Diante de tudo isso, fica a sensação de desproteção pelo poder público ao cidadão contribuinte. E a impressão de impunidade do marginal em virtude da incompetência da Administração Pública.
O criminoso de menor idade nem sequer vai preso, mesmo que cometa assassinato, estupro, sequestro, e sua vítima seja um pai de família, quando muito é apreendido, e sua excelência o juiz, no entanto, no que lhe concerne o entendimento, manda liberá-lo alegando falta de instalações adequadas para mantê-lo “hospedado”. O marginal adulto, mesmo sendo preso, na maioria das vezes, nem sequer responde a processo. Logo, logo estará solto para cometer novos delitos. O policial torna-se um revoltado por ver o seu esforço desqualificado diante da população que tem orgulho de defender.
O governo novo, a partir de janeiro próximo, tem de adotar ações para pôr um freio nessa situação. A população espera que haja uma reorganização do Sistema de Segurança Pública, dotando seus elementos dos recursos essenciais para o perfeito desempenho que dele se espera. É mais que imperativo a interação plena desses elementos. Temos de pôr um fim a essa mania de colocar a culpa no passado. Se o passado não foi bom, devemos aprender com ele e não usá-lo como elemento de justificativa. O ex-presidente Lula, durante seu primeiro mandato, vivia falando mal “da herança maldita”, referindo-se ao seu antecessor. Depois, para justificar sua possível reeleição, dizia: “se eu for eleito, não poderei falar mais da ‘herança maldita’, pois estarei falando de mim mesmo”. Foi reeleito. Não cumpriu a promessa. A atual gestão não se comporta diferente. Numa recentíssima entrevista do atual ministro da Justiça, sua excelência não se cansava de repetir a frase: “... no passado...”, naturalmente, para condenar o malfeito dos outros. Do jeito que está não é possível continuar, do contrário o tal estado de direito, tão apregoado pelo falatório político-jurídico, não passará de uma simples utopia.
Diante da situação atual, sou levado a recordar-me dos anos 1950 quando passei a morar na cidade do Rio de Janeiro. Solteiro, nos primeiros cinco anos, costumava transitar por qualquer bairro da cidade, incluindo toda a região metropolitana. Para tanto, viajava de bonde, trem, ônibus, barca, e de lotação – o famoso veículo de vinte lugares, mais veloz do que os atuais carros de Fórmula 1. Fui a muitos lugares, a qualquer hora, sem receio exagerado do risco que estava correndo. Naquela época, o pagamento de salário não era depositado na rede bancária. No final de cada mês, a gente era convocado para receber em espécie o que fazia jus. Recebida a merreca, tinha-se o cuidado, ao ir para casa, de escondê-la na vestimenta de modo a deixá-la fora do alcance do larápio. Numa única vez que facilitei, fui aliviado pelo gatuno. Aprendi a lição. Fiquei um mês “hospedado” no quartel e em falta com os credores. A verdade é que naquela época, salvo poucas exceções, os marginais, mais comuns, estavam inclusos nas categorias de “batedores de carteira” e de “aplicadores do conto do paco (ou do vigário)”. Não havia sequestro e o assalto era pouco praticado. Raramente, a violência estava inclusa nessas ações. Os meliantes aplicavam mais a habilidade manual ou verbal do que a força dos músculos ou a ameaça das armas.

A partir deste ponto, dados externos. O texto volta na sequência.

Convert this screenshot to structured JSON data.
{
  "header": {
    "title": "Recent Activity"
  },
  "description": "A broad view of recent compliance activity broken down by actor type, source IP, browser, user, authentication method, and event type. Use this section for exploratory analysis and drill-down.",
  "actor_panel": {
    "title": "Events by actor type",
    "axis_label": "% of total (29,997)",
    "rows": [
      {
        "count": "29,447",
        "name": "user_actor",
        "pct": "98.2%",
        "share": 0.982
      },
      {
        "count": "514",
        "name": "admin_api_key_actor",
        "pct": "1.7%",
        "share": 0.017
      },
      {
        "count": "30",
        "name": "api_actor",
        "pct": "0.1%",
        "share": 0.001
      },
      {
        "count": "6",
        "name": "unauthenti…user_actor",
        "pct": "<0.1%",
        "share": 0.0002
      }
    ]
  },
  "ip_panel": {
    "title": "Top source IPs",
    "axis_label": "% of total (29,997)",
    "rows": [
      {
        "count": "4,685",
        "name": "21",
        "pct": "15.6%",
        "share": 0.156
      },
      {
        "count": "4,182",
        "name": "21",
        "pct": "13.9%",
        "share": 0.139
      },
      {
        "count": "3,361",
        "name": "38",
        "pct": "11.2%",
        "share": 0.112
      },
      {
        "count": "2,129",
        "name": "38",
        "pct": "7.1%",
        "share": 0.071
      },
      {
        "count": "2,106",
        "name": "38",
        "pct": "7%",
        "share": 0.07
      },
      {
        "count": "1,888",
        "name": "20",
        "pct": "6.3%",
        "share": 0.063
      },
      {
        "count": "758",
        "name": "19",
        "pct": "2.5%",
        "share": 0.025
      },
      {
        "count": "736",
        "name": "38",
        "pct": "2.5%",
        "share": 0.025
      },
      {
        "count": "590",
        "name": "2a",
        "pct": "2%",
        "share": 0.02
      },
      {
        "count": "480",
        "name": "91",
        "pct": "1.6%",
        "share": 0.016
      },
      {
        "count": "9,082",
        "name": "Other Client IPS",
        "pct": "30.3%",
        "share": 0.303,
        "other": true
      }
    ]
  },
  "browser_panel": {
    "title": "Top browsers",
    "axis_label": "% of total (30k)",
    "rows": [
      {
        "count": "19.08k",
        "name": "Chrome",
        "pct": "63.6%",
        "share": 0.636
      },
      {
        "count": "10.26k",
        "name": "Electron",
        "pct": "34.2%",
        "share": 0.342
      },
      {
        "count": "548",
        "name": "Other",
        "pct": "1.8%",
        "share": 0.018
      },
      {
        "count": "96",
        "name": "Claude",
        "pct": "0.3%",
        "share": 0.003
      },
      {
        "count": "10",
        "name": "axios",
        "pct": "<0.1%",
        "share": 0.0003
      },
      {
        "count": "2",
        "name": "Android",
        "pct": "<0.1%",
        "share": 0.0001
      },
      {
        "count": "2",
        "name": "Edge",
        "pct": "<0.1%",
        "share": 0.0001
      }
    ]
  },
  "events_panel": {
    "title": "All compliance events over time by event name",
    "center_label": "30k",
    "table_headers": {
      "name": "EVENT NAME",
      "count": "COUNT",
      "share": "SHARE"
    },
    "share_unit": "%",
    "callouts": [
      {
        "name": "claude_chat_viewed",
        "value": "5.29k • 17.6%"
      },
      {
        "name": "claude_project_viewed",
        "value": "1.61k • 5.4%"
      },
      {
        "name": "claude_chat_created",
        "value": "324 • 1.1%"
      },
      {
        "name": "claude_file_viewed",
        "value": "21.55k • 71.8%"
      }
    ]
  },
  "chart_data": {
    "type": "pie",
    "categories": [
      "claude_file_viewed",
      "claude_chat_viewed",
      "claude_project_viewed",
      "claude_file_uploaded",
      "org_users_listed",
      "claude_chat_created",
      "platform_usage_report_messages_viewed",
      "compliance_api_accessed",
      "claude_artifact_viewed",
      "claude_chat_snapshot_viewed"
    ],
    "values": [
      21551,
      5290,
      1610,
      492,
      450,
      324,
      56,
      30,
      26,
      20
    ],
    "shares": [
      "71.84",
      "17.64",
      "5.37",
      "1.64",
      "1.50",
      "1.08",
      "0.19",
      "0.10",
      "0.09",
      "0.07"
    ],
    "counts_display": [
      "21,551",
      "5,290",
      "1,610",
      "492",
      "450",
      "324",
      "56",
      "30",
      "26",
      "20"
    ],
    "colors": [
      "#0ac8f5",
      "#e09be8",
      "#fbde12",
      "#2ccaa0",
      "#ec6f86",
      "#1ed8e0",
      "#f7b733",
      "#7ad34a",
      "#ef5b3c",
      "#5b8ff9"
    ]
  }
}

No sexto ano, casei-me, besteira que muita gente cometia. Fixei residência no bairro do Rio Comprido, na Rua Santa Alexandrina, a poucos metros da Praça (ou do Largo) do Rio Comprido. Local ótimo para se morar.
Em virtude da nova situação civil, meu campo superficial de locomoção encolheu significativamente; as necessidades não eram tantas e a “delegada” exercia uma vigilância implacável.
Chegar às proximidades do meu então local de trabalho era relativamente fácil. Bonde, ônibus, lotação, dava para escolher. Havia um lugar para o qual a locomoção não era fácil – o Maracanã. Ir assistir aos jogos nesse estádio requeria uma complicada ação de engenharia. A mais racional era dirigir-se ao ponto de táxi na praça, formar um grupo e contratar um táxi para levar todos até o estádio. E a volta? Bom, na volta, todo mundo ia a pé porque não havia qualquer meio de transporte que atendesse.
É nesse ponto que está a mais significativa recordação: a saudade de quando morei naquela cidade. Na minha residência, o leiteiro e o padeiro passavam bem cedo.  Um deixava o leite (num frasco branco) e outro deixava o pão. Nunca um produto desses sumiu. Cedo ou tarde que abríssemos a porta, lá estavam como haviam sido deixados. 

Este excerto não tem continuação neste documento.